Indeed, for both $N_1$ and $N_2$, different samples, all of size $k$ and with the same sample maximum $m$, can yield different estimator values. $N_3 = m + (\frac{m}{k}-1)$, on the other hand, depends only on the sample max $m$ and sample size $k$ (recall from Part 2 that the "average gap" adjustment simplified down to depend only on these). While different samples will have different values of $m$, yielding some estimator variance that is unavoidable, if we are given a certain value of $m$, we can have only one value of the estimator $N_3$. Thus, $N_3$ has less "avoidable noise" than the other estimators and should be the least volatile.

The discussion above is the intuition behind the following definition: a statistic $T({\bf x})$ is called sufficient (for the parameter $\theta$) if the conditional probability ${\Bbb P}_\theta[X={\bf x} \, | \, T({\bf x})=t]$ is a function of the value $t$ of the statistic and does not depend on $\theta$.

If $T$ is a sufficient statistic, then the probability that the sample takes on a particular value ${\bf x}$ depends on $\theta$ only through the value $t$ of the statistic.

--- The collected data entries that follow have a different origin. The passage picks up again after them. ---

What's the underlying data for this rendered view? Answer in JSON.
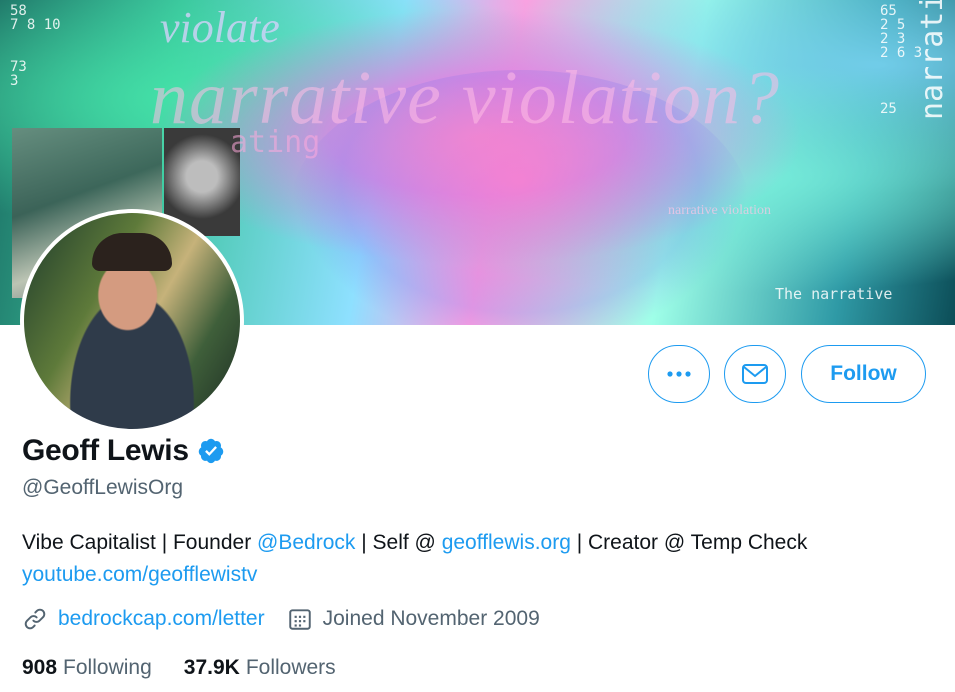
{
  "profile": {
    "name": "Geoff Lewis",
    "handle": "@GeoffLewisOrg",
    "verified": true,
    "bio": {
      "part1": "Vibe Capitalist | Founder ",
      "mention": "@Bedrock",
      "part2": " | Self @ ",
      "site_link": "geofflewis.org",
      "part3": " | Creator @ Temp Check",
      "youtube_link": "youtube.com/geofflewistv"
    },
    "website": "bedrockcap.com/letter",
    "joined": "Joined November 2009",
    "stats": {
      "following_count": "908",
      "following_label": "Following",
      "followers_count": "37.9K",
      "followers_label": "Followers"
    }
  },
  "banner": {
    "text_narrative": "narrative violation?",
    "text_violate": "violate",
    "text_ating": "ating",
    "text_small": "narrative violation",
    "text_the_narrative": "The narrative",
    "text_side": "narrative has",
    "numbers_left": "58\n7 8 10\n\n\n73\n3",
    "numbers_right": "65\n2 5\n2 3\n2 6 3\n\n\n\n25"
  },
  "actions": {
    "follow_label": "Follow",
    "more_icon": "more-icon",
    "message_icon": "message-icon"
  },
  "colors": {
    "accent": "#1d9bf0",
    "text_primary": "#0f1419",
    "text_secondary": "#536471"
  }
}
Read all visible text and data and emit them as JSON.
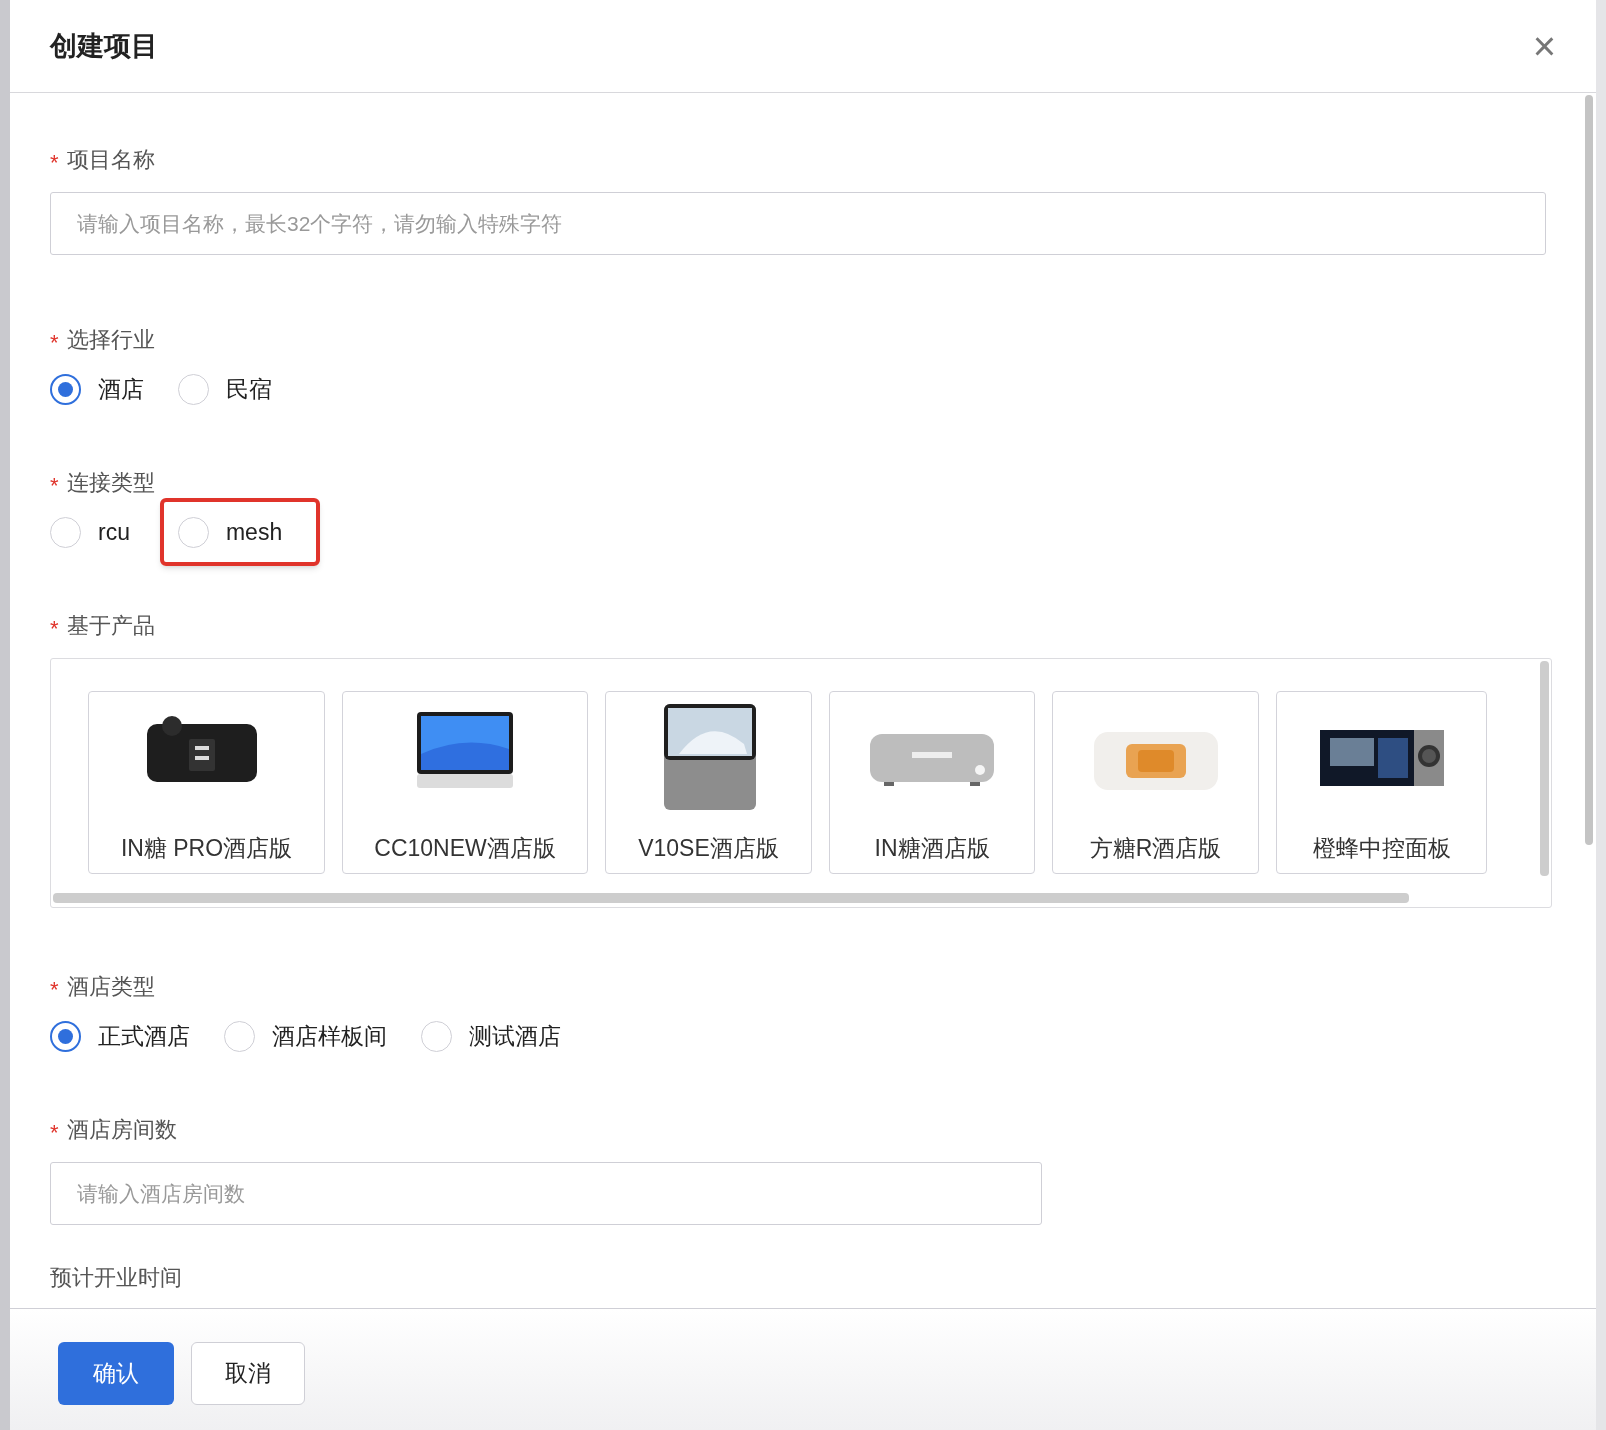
{
  "dialog": {
    "title": "创建项目",
    "close": "×"
  },
  "fields": [
    {
      "kind": "input",
      "label": "项目名称",
      "required_mark": "*",
      "placeholder": "请输入项目名称，最长32个字符，请勿输入特殊字符",
      "wide": true
    },
    {
      "kind": "radio",
      "label": "选择行业",
      "required_mark": "*",
      "options": [
        {
          "label": "酒店",
          "selected": true,
          "highlighted": false
        },
        {
          "label": "民宿",
          "selected": false,
          "highlighted": false
        }
      ]
    },
    {
      "kind": "radio",
      "label": "连接类型",
      "required_mark": "*",
      "options": [
        {
          "label": "rcu",
          "selected": false,
          "highlighted": false
        },
        {
          "label": "mesh",
          "selected": false,
          "highlighted": true
        }
      ]
    },
    {
      "kind": "products",
      "label": "基于产品",
      "required_mark": "*",
      "products": [
        {
          "name": "IN糖 PRO酒店版",
          "kind": "picture"
        },
        {
          "name": "CC10NEW酒店版",
          "kind": "picture"
        },
        {
          "name": "V10SE酒店版",
          "kind": "picture"
        },
        {
          "name": "IN糖酒店版",
          "kind": "picture"
        },
        {
          "name": "方糖R酒店版",
          "kind": "picture"
        },
        {
          "name": "橙蜂中控面板",
          "kind": "picture"
        }
      ]
    },
    {
      "kind": "radio",
      "label": "酒店类型",
      "required_mark": "*",
      "options": [
        {
          "label": "正式酒店",
          "selected": true,
          "highlighted": false
        },
        {
          "label": "酒店样板间",
          "selected": false,
          "highlighted": false
        },
        {
          "label": "测试酒店",
          "selected": false,
          "highlighted": false
        }
      ]
    },
    {
      "kind": "input",
      "label": "酒店房间数",
      "required_mark": "*",
      "placeholder": "请输入酒店房间数",
      "wide": false
    },
    {
      "kind": "cut",
      "label": "预计开业时间"
    }
  ],
  "buttons": [
    {
      "label": "确认",
      "primary": true
    },
    {
      "label": "取消",
      "primary": false
    }
  ]
}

Flipping this around, when we estimate the value of the unknown parameter $\theta$ based on the sample ${\bf x}$, then the value $t=T({\bf x})$ of the statistic already contains all the information from the sample that is relevant to estimating $\theta$. For this reason, a sufficient statistic $T$ is sometimes referred to as a lossless compression of the sample ${\bf x}$.

The following theorem characterizes sufficient statistics.

Fisher-Neyman Factorization Theorem: Let $f_X({\bf x}|\theta)$ be the probability distribution of $X$, given the parameter value $\theta$. A statistic $T(X)$ is sufficient for the parameter $\theta$ if and only if there exist functions $g$ and $h$ such that $$f_X({\bf x}|\theta) = h({\bf x})g(\theta, T({\bf x}))$$ In other words, the probability density function of $X$ can be factored into a product such that one factor, $h$, does not depend on $\theta$, and the other factor, which does depend on $\theta$, depends on the sample ${\bf x}$ only through the statistic $t=T({\bf x})$.

This theorem makes some intuitive sense given the discussion above; a thorough reading of the proof helped me understand the symbols in terms of this intuition (and vice-versa). Note that this proof only works for the case of discrete random variables, but the theorem also applies in the case of continuous r.v.'s.

Proof:
Sufficiency $\implies$ factorization:
First, note the trivial fact that, since $T$ is a function of $X$, ($T=T({\bf x})$ and $X={\bf x}$) if and only if $X={\bf x}$. This means that ${\Bbb P}_\theta [X={\bf x}]={\Bbb P}_\theta [X={\bf x} \cap T=T({\bf x})]$, or in terms of the probability mass functions, $f_X({\bf x}|\theta)=f_{X,T(X)}({\bf x},T({\bf x})|\theta)$. Therefore: \begin{align} f_X({\bf x}|\theta) &= f_{X,T(X)}({\bf x},T({\bf x})|\theta) \\[2mm] &\stackrel{(\clubsuit)}{=} \underbrace{f_{X|T(X)}({\bf x}|T({\bf x}),\theta) }_{h({\bf x})} \cdot \underbrace{f_{T({\bf x})}(T({\bf x})|\theta)}_{g(\theta,T({\bf x}))} \end{align} The second equality is just equation $(\clubsuit)$ from the intro, written in terms of the pmf's rather than the probabilities. Since $T$ is sufficient, the conditional pmf $f_{X|T(X)}({\bf x}|T({\bf x}))$ is a function of $t=T({\bf x})$ (which, in turn, is a function of ${\bf x}$) and does not depend on $\theta$, so we can write it as $h({\bf x})$. The second pmf, $f_{T({\bf x})}(T({\bf x})|\theta)$, depends only on $t=T({\bf x})$ and $\theta$, so we can write it as $g(\theta,T({\bf x}))$, yielding the desired factorization formula.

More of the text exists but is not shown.